Light-rail ridership levels tripled May 28 during Food Lion Speed Street compared with an average Saturday, and some of those passengers did not pay after they were let on trains when rail platforms became overwhelmed.

Normally, there are approximately 10,000 Lynx light-rail passengers and 30,000 bus passengers on a Saturday, Charlotte Area Transit System Director Caroline Flowers said.

But during this year’s Speed Street, there were 31,797 people who rode the light-rail on the same night that police dealt with 35,000 to 60,000 youth swarming the uptown area. A 22-year-old man was killed and another suffered a gunshot wound shortly after 1 a.m. May 29, hours after the crowds dispersed.

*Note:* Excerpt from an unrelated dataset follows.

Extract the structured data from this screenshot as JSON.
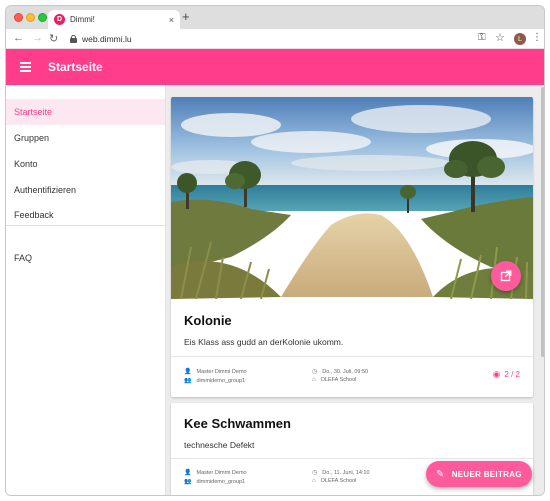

Charlotte-Mecklenburg Police Chief Rodney Monroe said the light-rail stops were overwhelmed with crowds throughout the evening and that operators allowed passengers to get on the train without checking for tickets. Monroe said one reason was that the rail platforms were not built to withstand such large crowds.

“I think we are talking possibly hundreds of dollars lost in revenue,” John Trunk, director of transit support services for CATS, said today. “Compare that against our safety concerns, and we will always fall on the side of passenger safety.”

Trunk said that at the Interstate 485 train stop at approximately 7:30 p.m. May 28 the rail platform become overwhelmed with riders and passengers who were allowed to board without having tickets checked.

Trunk said that because the rail platforms became overcrowded, there was a risk that someone could have fallen onto the tracks or become injured. CATS always tries to “preserve the safety of our riders,” he said.

Each train car can hold approximately 200 people. There were two trains, each with two cars, that passengers were allowed to board without having tickets checked.

Trunk said a one-way ticket from I-485 to uptown costs $1.75, but there are also reduced student and senior tickets and weekly and monthly rider passes. Also, anyone riding without a pass into uptown would have needed a ticket for the return rail ride.

Trunk said CATS has already begun planning for other large crowds at rail platforms and will consider providing additional buses or trains when needed in the future. Personnel will also likely be on hand during large-scale events to sell tickets in person.

At Monday night’s City Council meeting, Councilman Michael Barnes told Monroe that he has a problem with passengers riding without paying.

Barnes requested that the city’s transportation and planning committee analyze the transit patterns of the evening, including when and where people got on and off the light-rail and bus routes.

According to CATS, 35,729 passengers rode CATS buses May 28, up 19 percent from an average Saturday.

In 2010, there were 35,703 light-rail passengers and 31,081 bus passengers during Saturday night of Speed Street.

The city’s community safety committee will also consider raising the age for Charlotte’s midnight curfew, which only applies to children ages 15 and younger.